Selçuklulara yeni bir yurt arayan Tuğrul Bey komutasındaki Türkler Horasan'a göç ettiler. 1028-1029 yılları arasında kardeşi Çağrı Bey ile birlikte Merv ve Nişabur kentlerini ele geçirdi. Buhara ve Belh kentlerine seferler düzenledi. 1038 yılında Nişabur'da kendini sultan ilan etti. 1040 yılında Gaznelilerle yaptığı Dandanakan Savaşı'nı kazanarak Gazne Devleti'ne karşı Selçukluların üstünlüğünü sağladı. Kardeşi Çağrı Bey'i Horasan valisi tayin eden Tuğrul Bey İran'ın büyük bir bölümünü ele geçirdi ve Selçuklu topraklarını Anadolu'ya kadar uzandırdı.

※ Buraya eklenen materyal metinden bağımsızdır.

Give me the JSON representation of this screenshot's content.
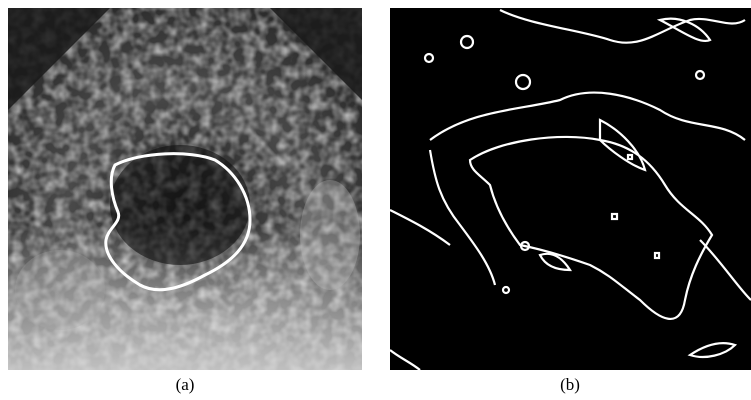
{
  "panels": [
    {
      "caption": "(a)"
    },
    {
      "caption": "(b)"
    }
  ]
}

Tuğrul Bey Abbası halifesini Şii'lerden kurtarmak için 1055'te Bağdat'a yaptığı seferde Büveyhoğulları ile savaştı ve onları ağır bir yenilgiye uğrattı. Irak'da son Büveyhoğulları hükümdarı olan El-Meliku’r-Rahim'i esir alan Tuğrul Bey bu devlete son verdi. Tuğrul Bey Bağdad'a girip Abbası halifeliğinin koruyuculuğunu üzerine aldı.
1060 yılında Tugrul Bey Ibrahim Yinal isyanini bastirdi ve Fatimilerin eline geçmiş olan Bağdat'ı ele geçirdi. Tuğrul Bey 4 Eylül 1063 tarihinde 73 yaşındayken çocuksuz olarak İran'ın Rey kentinde vefat etmiş ve yerine yeğeni Alp Arslan geçmiştir.